Im Vergleich zur Gewinnung von konventioneller Baumwolle, und natürlich im Vergleich zur Neuproduktion von Polyester, ergeben Studien ein prozentuales Einsparungspotenzial von 40 bis zu 85 Prozent. Gleiches gilt für die Verwendung des Wassers. Verglichen mit der Erstproduktion kann hier bis zu 90 Prozent des verwendeten Wassers eingespart werden.

Zu den Kunstfasern gehört auch Primaloft. Das Material ist vor allem bei isolierender Outdoorbekleidung beliebt. Es sorgt wie eine Art künstliche Daune für effektiven, feuchtigkeitsresistenten Kälteschutz. Es handelt sich dabei um ein hochwertiges, synthetisches Isolationsmaterial aus Polyester. Primaloft ist sozusagen die vegane Daune – aber auch hier: Sie besteht aus Polyester.

Wolle ist nicht gleich Wolle

Doch wie sieht es bei Naturfasern aus? Viele Konsumentinnen und Konsumenten sind sich bewusst, dass der Anbau und die Verarbeitung von herkömmlicher Baumwolle durchaus auch Fragen aufwirft. Und was ist mit Merinowolle? Die Faser ist halb so dünn wie ein Menschenhaar und daher eine beliebte Konstante im Textilgeschäft.

Es kommt darauf an, woher die Wolle stammt und wie tierfreundlich die Haltung der Schafe ist.

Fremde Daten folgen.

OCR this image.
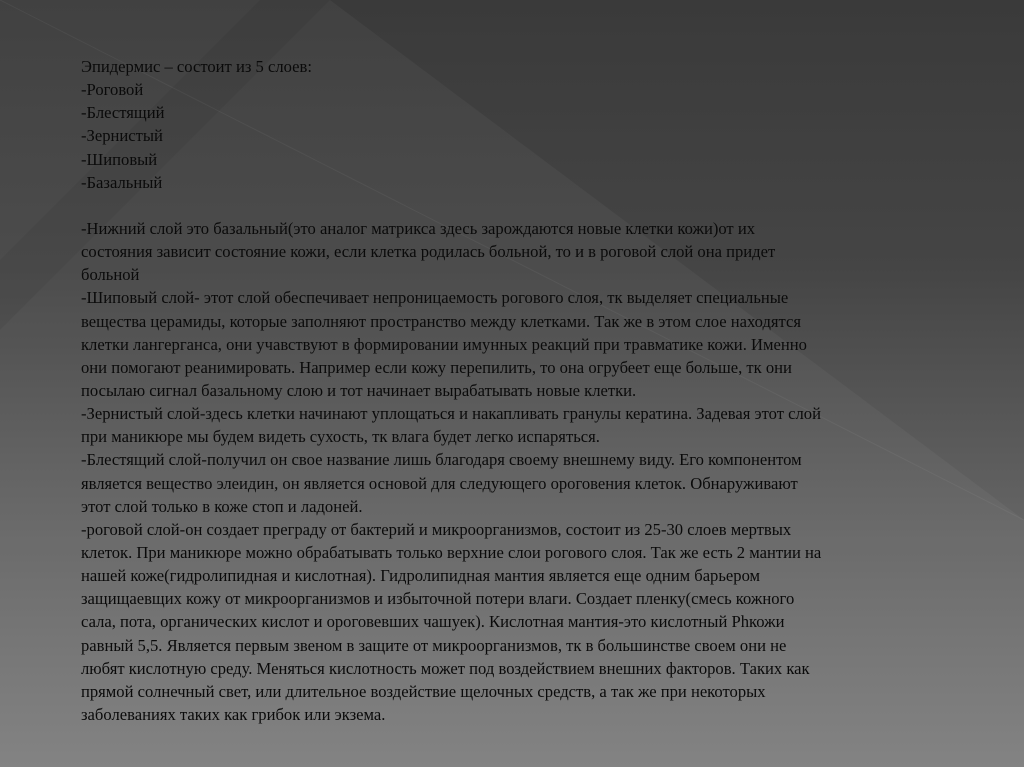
Эпидермис – состоит из 5 слоев:
-Роговой
-Блестящий
-Зернистый
-Шиповый
-Базальный
-Нижний слой это базальный(это аналог матрикса здесь зарождаются новые клетки кожи)от их
состояния зависит состояние кожи, если клетка родилась больной, то и в роговой слой она придет
больной
-Шиповый слой- этот слой обеспечивает непроницаемость рогового слоя, тк выделяет специальные
вещества церамиды, которые заполняют пространство между клетками. Так же в этом слое находятся
клетки лангерганса, они учавствуют в формировании имунных реакций при травматике кожи. Именно
они помогают реанимировать. Например если кожу перепилить, то она огрубеет еще больше, тк они
посылаю сигнал базальному слою и тот начинает вырабатывать новые клетки.
-Зернистый слой-здесь клетки начинают уплощаться и накапливать гранулы кератина. Задевая этот слой
при маникюре мы будем видеть сухость, тк влага будет легко испаряться.
-Блестящий слой-получил он свое название лишь благодаря своему внешнему виду. Его компонентом
является вещество элеидин, он является основой для следующего ороговения клеток. Обнаруживают
этот слой только в коже стоп и ладоней.
-роговой слой-он создает преграду от бактерий и микроорганизмов, состоит из 25-30 слоев мертвых
клеток. При маникюре можно обрабатывать только верхние слои рогового слоя. Так же есть 2 мантии на
нашей коже(гидролипидная и кислотная). Гидролипидная мантия является еще одним барьером
защищаевщих кожу от микроорганизмов и избыточной потери влаги. Создает пленку(смесь кожного
сала, пота, органических кислот и ороговевших чашуек). Кислотная мантия-это кислотный Phкожи
равный 5,5. Является первым звеном в защите от микроорганизмов, тк в большинстве своем они не
любят кислотную среду. Меняться кислотность может под воздействием внешних факторов. Таких как
прямой солнечный свет, или длительное воздействие щелочных средств, а так же при некоторых
заболеваниях таких как грибок или экзема.
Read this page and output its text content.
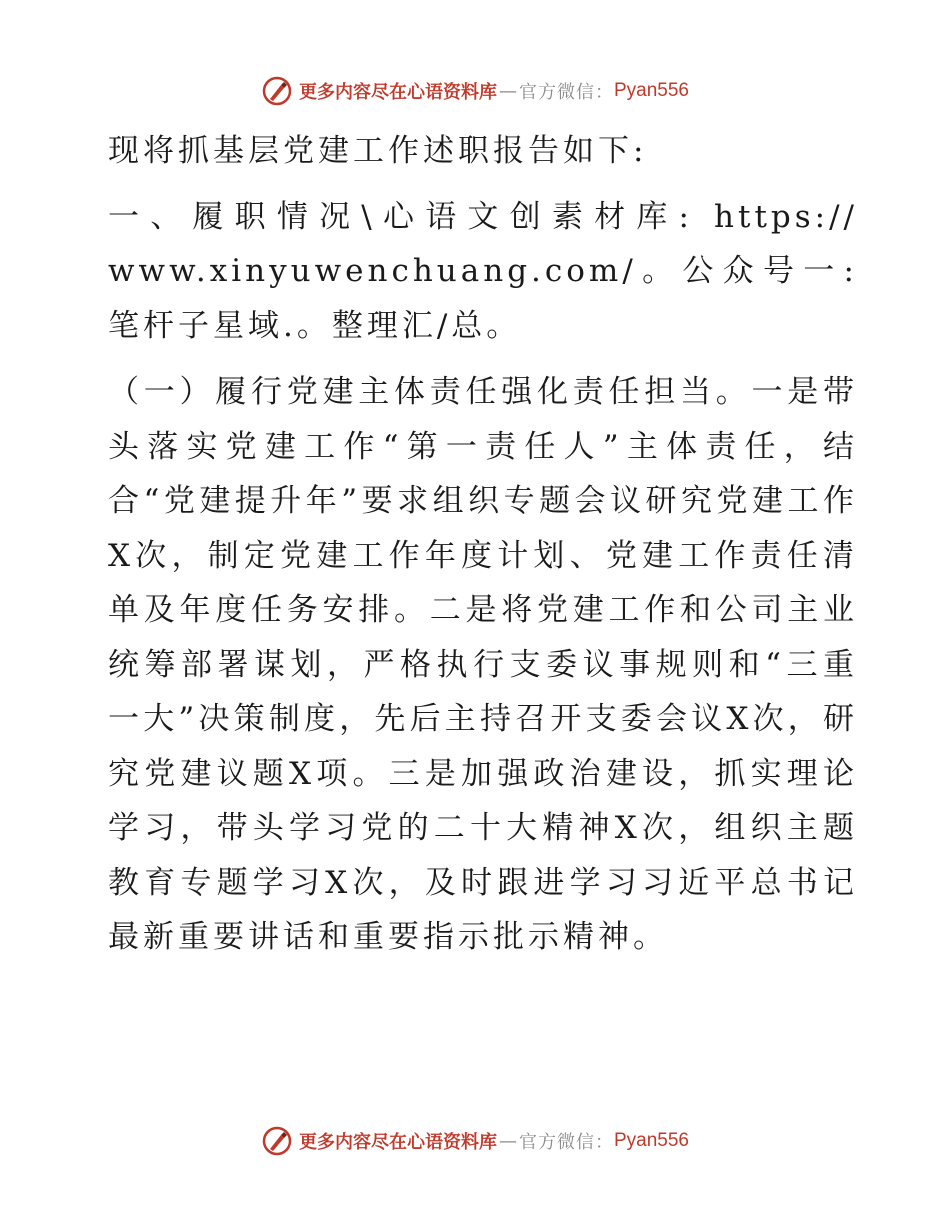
更多内容尽在心语资料库 — 官方微信： Pyan556

现将抓基层党建工作述职报告如下:

一、履职情况\心语文创素材库: https:// www.xinyuwenchuang.com/。公众号一: 笔杆子星域.。整理汇/总。

（一）履行党建主体责任强化责任担当。一是带头落实党建工作“第一责任人”主体责任，结合“党建提升年”要求组织专题会议研究党建工作X次，制定党建工作年度计划、党建工作责任清单及年度任务安排。二是将党建工作和公司主业统筹部署谋划，严格执行支委议事规则和“三重一大”决策制度，先后主持召开支委会议X次，研究党建议题X项。三是加强政治建设，抓实理论学习，带头学习党的二十大精神X次，组织主题教育专题学习X次，及时跟进学习习近平总书记最新重要讲话和重要指示批示精神。

更多内容尽在心语资料库 — 官方微信： Pyan556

Bei der Auswahl können verschiedene Nachhaltigkeitslabels helfen wie etwa Gots, ZQ oder RWS. Es gibt sogar ein kleines Schweizer Merinoangebot: Die Churer Firma Rotauf setzt auf Wolle aus dem Emmental, dem Thurgau oder dem Jura. Bei der Verarbeitung wird auf schädliche Materialien gänzlich verzichtet. Das Angebot ist klein, aber fein.

Intelligente Textilien

Der Trend und die Forschung gehen heute in Richtung «intelligenter Materialien»: Gemeint ist eine Mischung aus synthetischen und natürlichen Fasern. Für die Aussenhülle werden unerschütterliche Kunstfasern verwendet, für das Innere Naturmaterialien wie ausgleichende Merinowolle. Einen Nachteil haben diese Hybridmaterialien: Durch die Materialmischungen ist ein effizientes Recycling kaum möglich.

Fazit: Naturfasern und Chemiefasern haben teilweise unterschiedliche Eigenschaften. Es lohnt sich, vor dem Kauf abzuwägen, wozu das Kleidungsstück benötigt wird. Gerade bei Baumwolle, vermeintlich eine Naturfaser, gilt es abzuklären, unter welchen Bedingungen diese angebaut und produziert wurde.

Beachten Sie in jedem Fall die Pflegeetiketten. Pflegt man Textilien richtig, erfreut man sich auch lange daran. Das ist der erste Schritt Richtung Nachhaltigkeit. Denn in der Regel werden heute 30 Prozent aller hergestellten Textilien gar nicht verkauft und nochmals so viele zu Aktionspreisen verschleudert.